Sarkozy veut que les collectivités territoriales recrutent moins.

Publié le par revenonsenfrance

 

Pour Nicolas Sarkozy, les collectivités crééent trop d'emplois! Si! si! vous avez bien lu! C'est en substance l'idée du candidat UMP qui souhaite que la fonction publique territoriale fasse comme la fonction publique étatique c'est à dire ne pas renouveller les postes d'un fonctionnaire sur 2 partant à la retraite.

 

L'article de la "gazette des communes" que je vous pourrez lire ci-desous détaille les arguments fumeux du candidat.

 

Une proposition qui ne manque pas de sel: alors que les chiffres de l'emploi en france sont les plus mauvais depuis des décennies, M Sarkozy souhaite brider une source de recrutements qui est déjà bien ténue.

Une vision qui, de plus, ne semble pas aller de paire avec un service public de qualité (n'oublions pas que ce sont les collectivités qui gèrent la prise en charge des personnes handicapés ou âgées, qui gèrent les établissements scolaires du second degré, les transports locaux etc...).

Enfin, il existe dans la constitution un article consacrant la "libre administration des collectivités", signifiant que celles-ci peuvent gérer librement leurs ressources, c'est à dire créer les emplois qu'elles jugent nécessaires à leur fonctionnement.

Nicolas sarkozy ne serait-il pas une fois de plus dans une des ses fameuses annonces sans fondement, faite juste pour bomber le torse, qui seront retoquées dès par le conseil constitutionnel dès leur vote?

 

 

 


 

Nicolas Sarkozy veut étendre aux "grosses collectivités territoriales" le principe du non-remplacement d'un départ à la retraite sur deux appliqué à la fonction publique, et estime que moduler les dotations de l'Etat serait "très sain" pour inciter à des économies.

 

« Nous étendrons » la politique de non-remplacement d’un fonctionnaire sur deux « aux grosses collectivités territoriales, qui ont tout à fait la capacité de faire le même effort que l’Etat », a déclaré le président-candidat dans une interview diffusée mardi 3 avril 2012 sur le site du magazine « Acteurs publics ».  »C’est un enjeu très important : depuis 2007, les collectivités territoriales ont créé 100 000 emplois, alors que l’Etat en supprimait 160 000″, a-t-il souligné.

 

Dépenses de personnel et de fonctionnement - Nicolas Sarkozy n’a toutefois pas précisé quelles collectivités seraient concernées.

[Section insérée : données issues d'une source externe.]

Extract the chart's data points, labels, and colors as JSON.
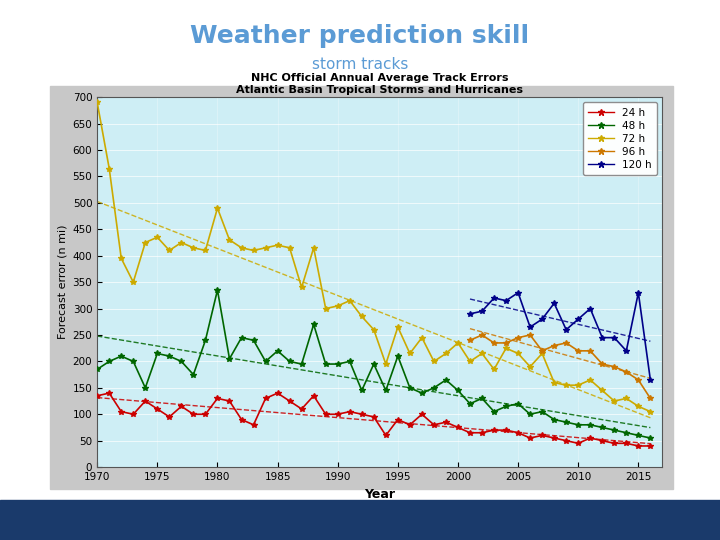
{
  "title": "Weather prediction skill",
  "subtitle": "storm tracks",
  "title_color": "#5b9bd5",
  "subtitle_color": "#5b9bd5",
  "chart_title1": "NHC Official Annual Average Track Errors",
  "chart_title2": "Atlantic Basin Tropical Storms and Hurricanes",
  "xlabel": "Year",
  "ylabel": "Forecast error (n mi)",
  "slide_bg": "#f0f0f0",
  "chart_outer_bg": "#d8d8d8",
  "plot_bg_color": "#ceeef5",
  "xlim": [
    1970,
    2017
  ],
  "ylim": [
    0,
    700
  ],
  "yticks": [
    0,
    50,
    100,
    150,
    200,
    250,
    300,
    350,
    400,
    450,
    500,
    550,
    600,
    650,
    700
  ],
  "xticks": [
    1970,
    1975,
    1980,
    1985,
    1990,
    1995,
    2000,
    2005,
    2010,
    2015
  ],
  "years_24h": [
    1970,
    1971,
    1972,
    1973,
    1974,
    1975,
    1976,
    1977,
    1978,
    1979,
    1980,
    1981,
    1982,
    1983,
    1984,
    1985,
    1986,
    1987,
    1988,
    1989,
    1990,
    1991,
    1992,
    1993,
    1994,
    1995,
    1996,
    1997,
    1998,
    1999,
    2000,
    2001,
    2002,
    2003,
    2004,
    2005,
    2006,
    2007,
    2008,
    2009,
    2010,
    2011,
    2012,
    2013,
    2014,
    2015,
    2016
  ],
  "vals_24h": [
    135,
    140,
    105,
    100,
    125,
    110,
    95,
    115,
    100,
    100,
    130,
    125,
    90,
    80,
    130,
    140,
    125,
    110,
    135,
    100,
    100,
    105,
    100,
    95,
    60,
    90,
    80,
    100,
    80,
    85,
    75,
    65,
    65,
    70,
    70,
    65,
    55,
    60,
    55,
    50,
    45,
    55,
    50,
    45,
    45,
    40,
    40
  ],
  "years_48h": [
    1970,
    1971,
    1972,
    1973,
    1974,
    1975,
    1976,
    1977,
    1978,
    1979,
    1980,
    1981,
    1982,
    1983,
    1984,
    1985,
    1986,
    1987,
    1988,
    1989,
    1990,
    1991,
    1992,
    1993,
    1994,
    1995,
    1996,
    1997,
    1998,
    1999,
    2000,
    2001,
    2002,
    2003,
    2004,
    2005,
    2006,
    2007,
    2008,
    2009,
    2010,
    2011,
    2012,
    2013,
    2014,
    2015,
    2016
  ],
  "vals_48h": [
    185,
    200,
    210,
    200,
    150,
    215,
    210,
    200,
    175,
    240,
    335,
    205,
    245,
    240,
    200,
    220,
    200,
    195,
    270,
    195,
    195,
    200,
    145,
    195,
    145,
    210,
    150,
    140,
    150,
    165,
    145,
    120,
    130,
    105,
    115,
    120,
    100,
    105,
    90,
    85,
    80,
    80,
    75,
    70,
    65,
    60,
    55
  ],
  "years_72h": [
    1970,
    1971,
    1972,
    1973,
    1974,
    1975,
    1976,
    1977,
    1978,
    1979,
    1980,
    1981,
    1982,
    1983,
    1984,
    1985,
    1986,
    1987,
    1988,
    1989,
    1990,
    1991,
    1992,
    1993,
    1994,
    1995,
    1996,
    1997,
    1998,
    1999,
    2000,
    2001,
    2002,
    2003,
    2004,
    2005,
    2006,
    2007,
    2008,
    2009,
    2010,
    2011,
    2012,
    2013,
    2014,
    2015,
    2016
  ],
  "vals_72h": [
    690,
    565,
    395,
    350,
    425,
    435,
    410,
    425,
    415,
    410,
    490,
    430,
    415,
    410,
    415,
    420,
    415,
    340,
    415,
    300,
    305,
    315,
    285,
    260,
    195,
    265,
    215,
    245,
    200,
    215,
    235,
    200,
    215,
    185,
    225,
    215,
    190,
    215,
    160,
    155,
    155,
    165,
    145,
    125,
    130,
    115,
    105
  ],
  "years_96h": [
    2001,
    2002,
    2003,
    2004,
    2005,
    2006,
    2007,
    2008,
    2009,
    2010,
    2011,
    2012,
    2013,
    2014,
    2015,
    2016
  ],
  "vals_96h": [
    240,
    250,
    235,
    235,
    245,
    250,
    220,
    230,
    235,
    220,
    220,
    195,
    190,
    180,
    165,
    130
  ],
  "years_120h": [
    2001,
    2002,
    2003,
    2004,
    2005,
    2006,
    2007,
    2008,
    2009,
    2010,
    2011,
    2012,
    2013,
    2014,
    2015,
    2016
  ],
  "vals_120h": [
    290,
    295,
    320,
    315,
    330,
    265,
    280,
    310,
    260,
    280,
    300,
    245,
    245,
    220,
    330,
    165
  ],
  "color_24h": "#cc0000",
  "color_48h": "#006600",
  "color_72h": "#ccaa00",
  "color_96h": "#cc7700",
  "color_120h": "#000088",
  "bottom_bar_color": "#1a3a6b",
  "bottom_bar_height": 0.075
}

Les collectivités qui emploient le plus de personnel sont les grandes villes, les régions et les départements. Le président-candidat estime qu’il existe désormais dans le pays un « grand consensus » pour que les collectivités locales s’engagent dans un « processus d’économies, sur leurs dépenses de personnel comme de fonctionnement, comme l’Etat l’a fait depuis 2007″, a-t-il poursuivi.

 

« Les grosses collectivités, qui représentent les deux tiers des dépenses locales, doivent faire le même effort que l’Etat ; elles ont la possibilité de se réorganiser, d’être plus économes de leurs moyens », a insisté Nicolas Sarkozy. 

« Il serait effectivement très sain d’inciter d’une manière ou d’une autre les collectivités à faire des économies, par exemple en modulant leurs dotations », a-t-il précisé en réponse à une question.

 

L’ARF pointe les transferts de compétences - L’Association des régions de France (ARF), qui fédère des conseils régionaux majoritairement gérés par le PS, a aussitôt répondu en reprochant au chef de l’Etat de les prendre « pour cible ». « Les quatre cinquièmes de la hausse de nos effectifs depuis 2002 correspondent à des transferts » de compétences, rappelle l’ARF dans un communiqué.

 

Elle souligne que « la prise en charge des trains régionaux a été achevée durant cette période, sans compter l’investissement massif des régions au service de la formation professionnelle, de l’apprentissage, du soutien au PME, sans moyens transférés ».

 

A travers la réforme de la fiscalité locale, poursuit-elle, l’Etat « a privé les régions de ressources, tout en ne cessant de leur demander de participer à des opérations de niveau national, comme les LGV, les investissements d’avenir ou le Plan Campus ».

 

Enfin, précise-t-elle, les régions comme toutes les collectivités locales ont l’obligation de présenter des budgets de fonctionnement en équilibre, « ce qui n’est pas le cas de l’Etat ».